The Book Club

Adopting Tolkienian Internal Narration

Dear Geraldine:

Does this happen to you? When you’re away from home somewhere—on assignment, say, or en route from one place to another—lost in your own thoughts and focused on your own purposes, do you ever find yourself conjuring up an internal narration of what you see and what you do, a running description in your head?

I don’t want to sound too weird, and this might be a poorly expressed description of perfectly normal behavior. In any case, I do it all the time when my only conversational company is myself and I’m in a particularly brooding frame of mind. Especially now. I’ve spent the last several days in Oslo, immersed in both the presentation of the Nobel Peace Prize (which I’ve been reporting on) and in The Lord of the Rings, which I’ve been reading late at night after I’ve filed  my pieces and the paper is getting ready to go to bed.

It’s hard not to be utterly caught up in Tolkien’s language, the language of high legend, of brave bold men and beautiful mystical women and acts of harsh cruelty and deeds of daring. So much does it envelop the reader that when I passed former Nobel laureate Elie Wiesel in the lobby of the Grand Hotel yesterday, I could not help thinking: “Heavy are the cares upon his brow, and somber is his countenance, for he has travelled far and seen and heard things that no man, nor woman either, should have to endure in this world, or the next.”

And last night, as I was waiting for my editor to phone back and tell me what changes he wanted to make in my copy, and it was late and I felt sorry for myself, I thought: “Alas, for I am not free and am condemned to live ever under the stern and watchful eyes of my masters, who are many.” Or something to that effect. One of the beauties of Tolkien is how he gets under your skin so that you are immersed in his world, however much it may not apply exactly to you.

It’s interesting that your son—who sounds gorgeously precocious—liked best the bits of Tolkien that focus on the legends, on the parts where people sit around and sing songs and recite rhymes of past glory. That is the part of Tolkien that I least like to read, much as I genuinely admire it. Here is where I disagree with your view that the reader is either passionately in favor of Tolkien, or violently against him: I think he’s amazing, but as a consumer, I have some reservations.

For one thing, I can’t bear reading those long Beowulfian accounts of battles past and foes slain and enemies vanquished. When the company sits around the fire and begins passing the pipe-weed, or whatever it is they’re passing, that’s when I skip ahead. Also, Tolkien is a beautiful writer, particularly in his long, loving, and stunningly evocative descriptions of the natural world which, as you point out, he respects and reveres. But sometimes it just gets to be too much, when his characters start sounding like extras from a low-budget Robin Hood movie or try to cram too much mythologizing information into too small a space.

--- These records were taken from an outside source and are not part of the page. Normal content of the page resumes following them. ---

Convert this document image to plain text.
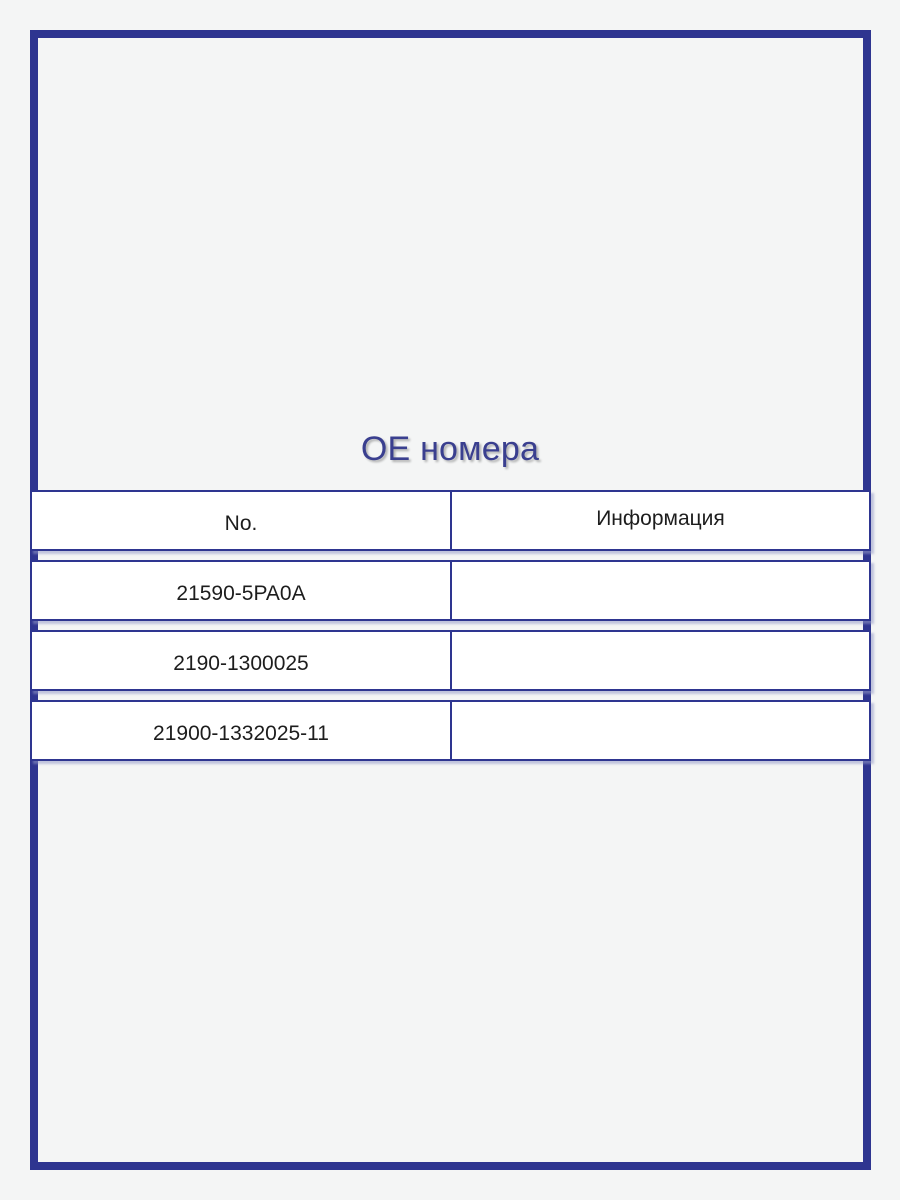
OE номера
No.	Информация
21590-5PA0A
2190-1300025
21900-1332025-11
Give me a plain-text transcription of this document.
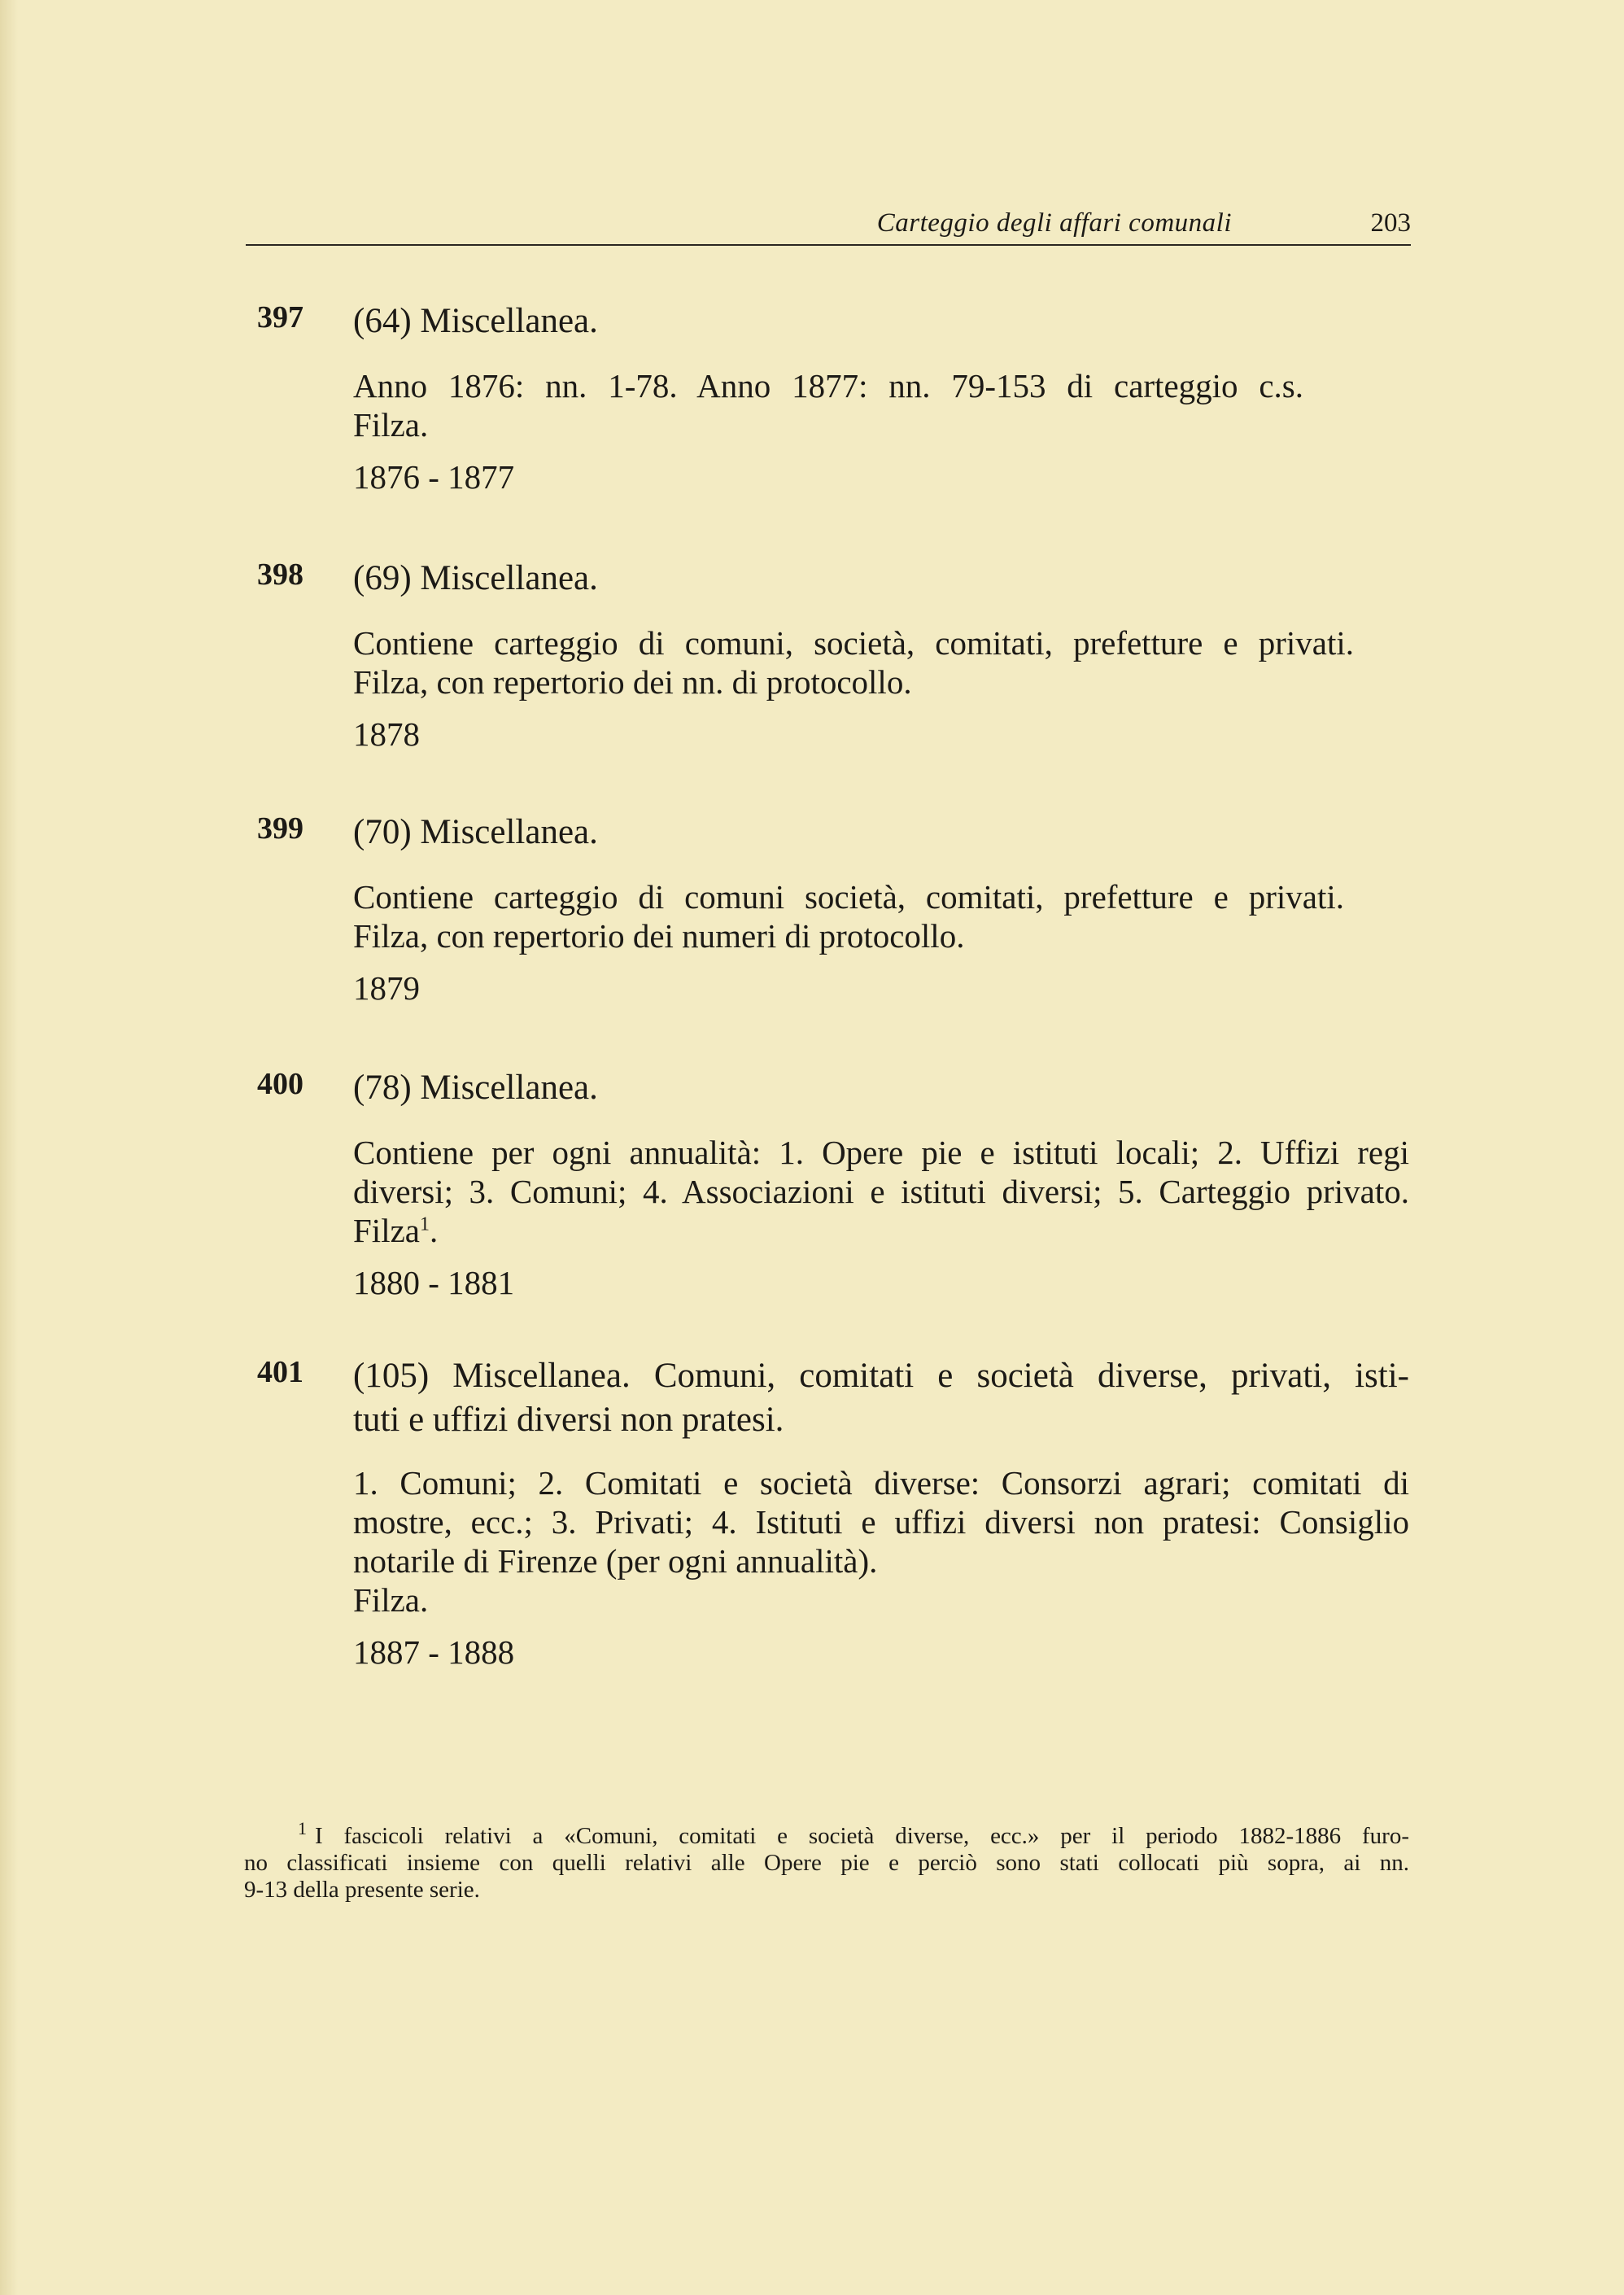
Carteggio degli affari comunali	203
397 (64) Miscellanea.

Anno 1876: nn. 1-78. Anno 1877: nn. 79-153 di carteggio c.s.

Filza.

1876 - 1877
398 (69) Miscellanea.

Contiene carteggio di comuni, società, comitati, prefetture e privati.

Filza, con repertorio dei nn. di protocollo.

1878
399 (70) Miscellanea.

Contiene carteggio di comuni società, comitati, prefetture e privati.

Filza, con repertorio dei numeri di protocollo.

1879
400 (78) Miscellanea.

Contiene per ogni annualità: 1. Opere pie e istituti locali; 2. Uffizi regi

diversi; 3. Comuni; 4. Associazioni e istituti diversi; 5. Carteggio privato.

Filza$^1$.

1880 - 1881
401 (105) Miscellanea. Comuni, comitati e società diverse, privati, isti-
tuti e uffizi diversi non pratesi.

1. Comuni; 2. Comitati e società diverse: Consorzi agrari; comitati di

mostre, ecc.; 3. Privati; 4. Istituti e uffizi diversi non pratesi: Consiglio

notarile di Firenze (per ogni annualità).

Filza.

1887 - 1888

$^1$ I fascicoli relativi a «Comuni, comitati e società diverse, ecc.» per il periodo 1882-1886 furo-

no classificati insieme con quelli relativi alle Opere pie e perciò sono stati collocati più sopra, ai nn.

9-13 della presente serie.
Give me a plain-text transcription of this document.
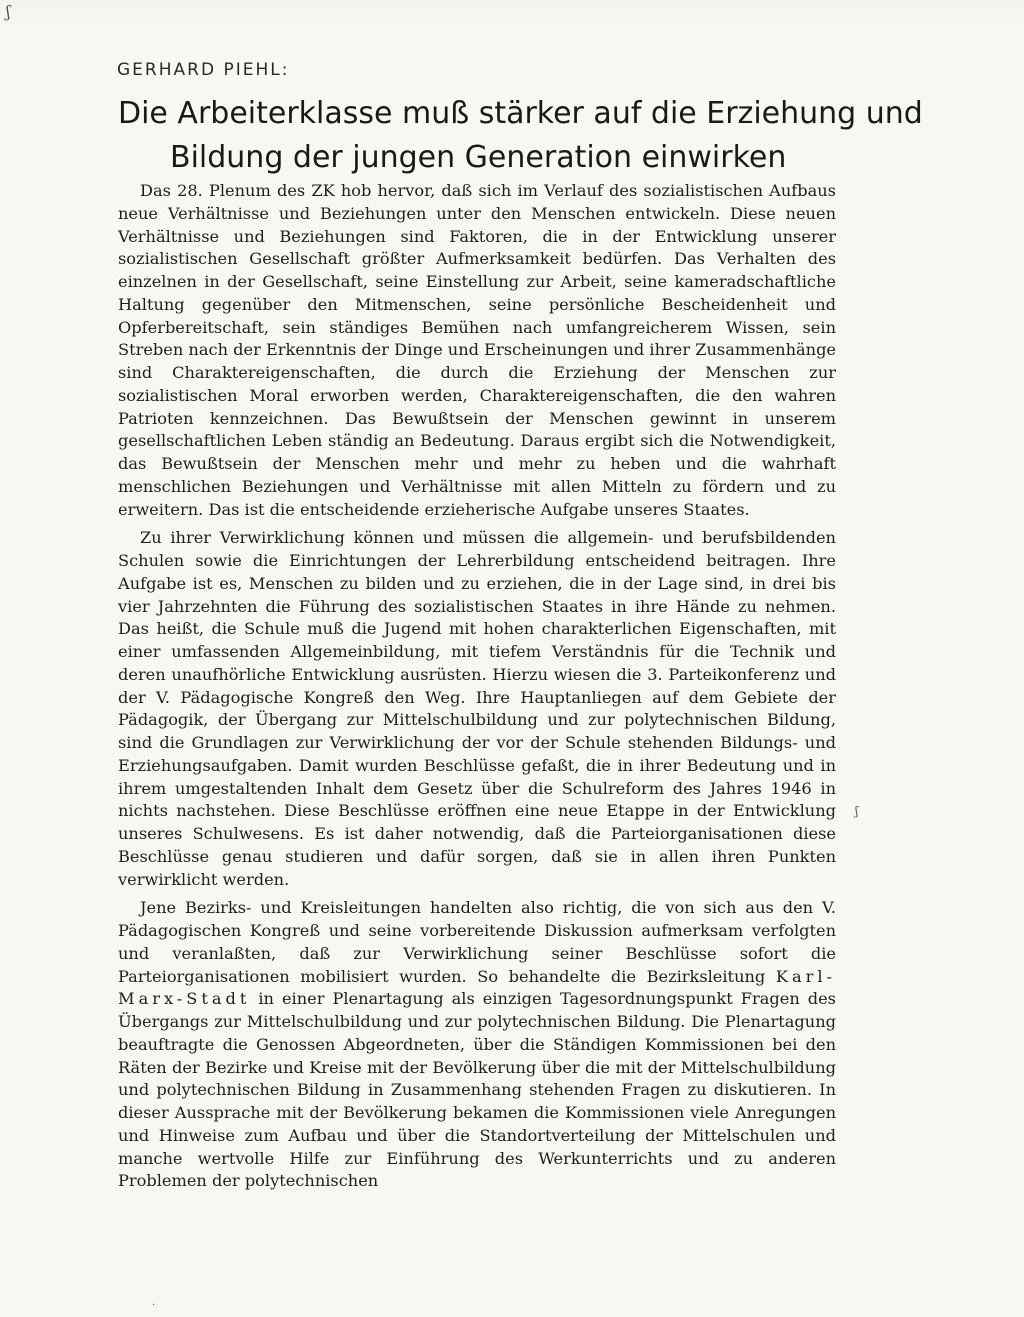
ʃ
ʃ
·
GERHARD PIEHL:
Die Arbeiterklasse muß stärker auf die Erziehung und
Bildung der jungen Generation einwirken

Das 28. Plenum des ZK hob hervor, daß sich im Verlauf des sozialistischen Aufbaus neue Verhältnisse und Beziehungen unter den Menschen entwickeln. Diese neuen Verhältnisse und Beziehungen sind Faktoren, die in der Entwicklung unserer sozialistischen Gesellschaft größter Aufmerksamkeit bedürfen. Das Verhalten des einzelnen in der Gesellschaft, seine Einstellung zur Arbeit, seine kameradschaftliche Haltung gegenüber den Mitmenschen, seine persönliche Bescheidenheit und Opferbereitschaft, sein ständiges Bemühen nach umfangreicherem Wissen, sein Streben nach der Erkenntnis der Dinge und Erscheinungen und ihrer Zusammenhänge sind Charaktereigenschaften, die durch die Erziehung der Menschen zur sozialistischen Moral erworben werden, Charaktereigenschaften, die den wahren Patrioten kennzeichnen. Das Bewußtsein der Menschen gewinnt in unserem gesellschaftlichen Leben ständig an Bedeutung. Daraus ergibt sich die Notwendigkeit, das Bewußtsein der Menschen mehr und mehr zu heben und die wahrhaft menschlichen Beziehungen und Verhältnisse mit allen Mitteln zu fördern und zu erweitern. Das ist die entscheidende erzieherische Aufgabe unseres Staates.

Zu ihrer Verwirklichung können und müssen die allgemein- und berufsbildenden Schulen sowie die Einrichtungen der Lehrerbildung entscheidend beitragen. Ihre Aufgabe ist es, Menschen zu bilden und zu erziehen, die in der Lage sind, in drei bis vier Jahrzehnten die Führung des sozialistischen Staates in ihre Hände zu nehmen. Das heißt, die Schule muß die Jugend mit hohen charakterlichen Eigenschaften, mit einer umfassenden Allgemeinbildung, mit tiefem Verständnis für die Technik und deren unaufhörliche Entwicklung ausrüsten. Hierzu wiesen die 3. Parteikonferenz und der V. Pädagogische Kongreß den Weg. Ihre Hauptanliegen auf dem Gebiete der Pädagogik, der Übergang zur Mittelschulbildung und zur polytechnischen Bildung, sind die Grundlagen zur Verwirklichung der vor der Schule stehenden Bildungs- und Erziehungsaufgaben. Damit wurden Beschlüsse gefaßt, die in ihrer Bedeutung und in ihrem umgestaltenden Inhalt dem Gesetz über die Schulreform des Jahres 1946 in nichts nachstehen. Diese Beschlüsse eröffnen eine neue Etappe in der Entwicklung unseres Schulwesens. Es ist daher notwendig, daß die Parteiorganisationen diese Beschlüsse genau studieren und dafür sorgen, daß sie in allen ihren Punkten verwirklicht werden.

Jene Bezirks- und Kreisleitungen handelten also richtig, die von sich aus den V. Pädagogischen Kongreß und seine vorbereitende Diskussion aufmerksam verfolgten und veranlaßten, daß zur Verwirklichung seiner Beschlüsse sofort die Parteiorganisationen mobilisiert wurden. So behandelte die Bezirksleitung Karl-Marx-Stadt in einer Plenartagung als einzigen Tagesordnungspunkt Fragen des Übergangs zur Mittelschulbildung und zur polytechnischen Bildung. Die Plenartagung beauftragte die Genossen Abgeordneten, über die Ständigen Kommissionen bei den Räten der Bezirke und Kreise mit der Bevölkerung über die mit der Mittelschulbildung und polytechnischen Bildung in Zusammenhang stehenden Fragen zu diskutieren. In dieser Aussprache mit der Bevölkerung bekamen die Kommissionen viele Anregungen und Hinweise zum Aufbau und über die Standortverteilung der Mittelschulen und manche wertvolle Hilfe zur Einführung des Werkunterrichts und zu anderen Problemen der polytechnischen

Here are some members of the Fellowship, trying to resolve the million-dollar question: Should they stay or should they go?

“Riders!” cried Aragorn, springing to his feet. “Many riders on swift steeds are coming towards us!””Yes,” said Legolas, “there are one hundred and five. Yellow is their hair, and bright are their spears. Their leader is very tall.”Aragorn smiled. “Keen are the eyes of the Elves,” he said.”Nay! The riders are little more than five leagues distant!” said Legolas.”Five leagues or one,” said Gimli. “we cannot escape them in this bare land. Shall we wait for them here or go on our way?”

I know that’s the way Elves and Men talked back then, far away in Middle-earth, but sometimes it feels that enough is enough.

And now I need to ask you. As you read Tolkien to your son, did you (and he) keep everything straight—I mean who was whose father and who fought for Gondor and who for Rohan and where Minas Tirith was and what all the minor characters were doing? I think the books appeal just as much to lightweight amateurs unsteeped in Middle-earth lore as they do to hardcore readers, but I somehow feel that I’m missing something not to be at the point where I’m speaking fluent Elvish.